La sera del 3 ottobre 1226 moriva ad Assisi san Francesco, la cui lode più alta è fatta intonare da Dante da parte del domenicano san Tommaso d’Aquino nel canto XI del Paradiso. Il Papa che porta il suo nome ha attinto a un suo scritto per intitolare la sua enciclica Fratelli tutti (2020), dedicata appunto alla fraternità cristiana e universale, ed è questa la parola greca che abbiamo scelto, adelphós, «fratello», presente ben 343 volte nel Nuovo Testamento. Alcuni ricorderanno che don Zeno Saltini aveva scelto come nome per la sua comunità «Nomadelfia», che in greco significa una realtà la cui legge (nómos) è l’adelphía, cioè la «fraternità». Osserviamo anche che nel Nuovo Testamento per 26 volte è citato pure il termine adelphê, «sorella».

Non mancano certamente i fratelli e le sorelle carnali. Il caso più complesso è quello dei «fratelli e sorelle di Gesù». Nota è la frase ironica dei nazaretani: «Non è costui il falegname, figlio di Maria, il fratello di Giacomo, di Ioses, di Giuda e di Simone? E le sue sorelle, non stanno qui da noi?» (Marco 6,3). In verità, nel mondo semitico i termini in questione indicavano una gamma piuttosto varia di relazioni parentali, per cui storicamente non è possibile delineare il legame di parentela di questi «fratelli e sorelle» di Gesù.

La tradizione cristiana successiva li ha considerati semplici cugini, ribadendo per questa via la verginità di Maria.
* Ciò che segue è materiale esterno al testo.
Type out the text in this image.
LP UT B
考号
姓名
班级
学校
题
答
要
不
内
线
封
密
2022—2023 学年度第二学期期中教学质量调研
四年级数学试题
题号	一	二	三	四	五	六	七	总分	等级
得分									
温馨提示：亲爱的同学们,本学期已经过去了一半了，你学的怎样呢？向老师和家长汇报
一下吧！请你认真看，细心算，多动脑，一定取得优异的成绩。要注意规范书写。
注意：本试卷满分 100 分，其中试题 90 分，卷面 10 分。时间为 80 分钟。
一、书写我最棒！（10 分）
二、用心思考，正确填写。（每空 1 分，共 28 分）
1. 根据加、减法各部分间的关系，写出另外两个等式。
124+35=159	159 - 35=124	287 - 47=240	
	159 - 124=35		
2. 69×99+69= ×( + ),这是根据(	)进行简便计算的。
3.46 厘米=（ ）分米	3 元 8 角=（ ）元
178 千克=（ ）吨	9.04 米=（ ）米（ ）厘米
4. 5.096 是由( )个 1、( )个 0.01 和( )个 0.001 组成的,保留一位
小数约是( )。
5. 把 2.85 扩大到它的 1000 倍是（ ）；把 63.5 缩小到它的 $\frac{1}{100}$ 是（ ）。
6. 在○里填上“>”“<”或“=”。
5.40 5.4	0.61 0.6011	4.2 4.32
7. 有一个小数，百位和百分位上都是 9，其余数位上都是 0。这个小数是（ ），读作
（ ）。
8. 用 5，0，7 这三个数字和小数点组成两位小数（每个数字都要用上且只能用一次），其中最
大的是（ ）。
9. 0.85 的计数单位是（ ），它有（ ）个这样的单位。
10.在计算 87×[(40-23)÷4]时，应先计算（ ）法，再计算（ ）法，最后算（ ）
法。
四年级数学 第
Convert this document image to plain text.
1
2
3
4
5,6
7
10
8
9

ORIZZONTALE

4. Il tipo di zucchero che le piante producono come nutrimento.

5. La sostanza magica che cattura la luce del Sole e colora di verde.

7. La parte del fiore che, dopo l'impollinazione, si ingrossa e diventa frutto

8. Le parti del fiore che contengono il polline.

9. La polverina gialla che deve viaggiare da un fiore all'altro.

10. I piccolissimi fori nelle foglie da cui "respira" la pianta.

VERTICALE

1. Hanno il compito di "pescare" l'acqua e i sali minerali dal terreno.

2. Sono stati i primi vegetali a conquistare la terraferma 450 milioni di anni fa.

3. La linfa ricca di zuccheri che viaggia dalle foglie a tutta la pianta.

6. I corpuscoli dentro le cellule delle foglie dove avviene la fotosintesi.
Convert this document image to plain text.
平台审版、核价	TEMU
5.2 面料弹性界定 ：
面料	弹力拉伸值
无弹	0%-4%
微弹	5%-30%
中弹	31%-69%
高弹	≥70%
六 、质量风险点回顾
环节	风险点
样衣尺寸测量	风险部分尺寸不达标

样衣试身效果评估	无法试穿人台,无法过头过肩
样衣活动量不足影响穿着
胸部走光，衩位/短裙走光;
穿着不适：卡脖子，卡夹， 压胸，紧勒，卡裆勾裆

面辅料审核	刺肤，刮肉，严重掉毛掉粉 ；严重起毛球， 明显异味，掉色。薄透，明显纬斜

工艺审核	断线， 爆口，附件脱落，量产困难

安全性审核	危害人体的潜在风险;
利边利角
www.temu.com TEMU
Forse l’espressione indicava genericamente il clan parentale di Gesù, senza specificarne i gradi di connessione, un gruppo dotato comunque di un certo potere nella Chiesa delle origini, come ad esempio si era verificato con «Giacomo fratello del Signore» (Galati 1,19), considerato il capo della Chiesa di Gerusalemme negli Atti degli apostoli (12,17; 15,13; 21,18) e al quale è attribuita l’omonima Lettera apostolica.

Il valore dominante della parola adelphós è, però, nel Nuovo Testamento di indole più spirituale ed ecclesiale. Gesù stesso, «girando lo sguardo su quelli che erano attorno a lui» e che ascoltavano la sua parola, esclama: «Ecco mia madre e i miei fratelli! Perché chi fa la volontà di Dio, costui per me è fratello, sorella e madre» (Marco 3,31-35). Anzi, lo stesso Cristo giudice non esita a chiamare suoi «fratelli più piccoli» gli affamati, gli assetati, gli stranieri, i nudi, i malati e i carcerati (Matteo 25, 31-46). E la missione di Pietro è quella di «confermare i fratelli» nella fede (Luca 22,32).

Ma è soprattutto san Paolo – che nelle sue sette Lettere maggiori usa ben 113 volte l’appellativo «fratelli» – a esaltare le varie dimensioni della fraternità cristiana. Certo egli ricorda che gli Ebrei sono suoi «fratelli secondo la carne», ossia per appartenenza etnico-nazionale (Romani 9,3), così come assegna a più riprese questo titolo anche al suo prossimo in senso generale. Ma fondamentale è l’appellativo rivolto ai membri delle varie Chiese a cui indirizza le sue Lettere, «fratelli amati da Dio /dal Signore». Alla radice di questo vincolo fraterno ecclesiale c’è ovviamente la persona di Cristo, «primogenito tra molti fratelli» (Romani 8,29).

A questo punto è naturale lasciare la parola conclusiva all’evangelista Giovanni, il cantore dell’amore cristiano. Egli a più riprese, sia nei discorsi di Gesù nell’ultima cena, sia nella sua Prima Lettera celebra questa fraternità che unisce i credenti in Cristo. Ecco solo qualche eco della sua voce che risuona in questo suo scritto: «Chi ama suo fratello, rimane nella luce… Chi odia suo fratello è nelle tenebre… Chiunque odia il suo fratello è omicida… [Come Cristo] anche noi dobbiamo dare la nostra vita per i fratelli... Infatti chi non ama il proprio fratello che vede, non può amare Dio che non vede. Questo è il comandamento che abbiamo da lui: chi ama Dio, ami anche suo fratello» (2,10-11; 3,15-16; 4,20-21).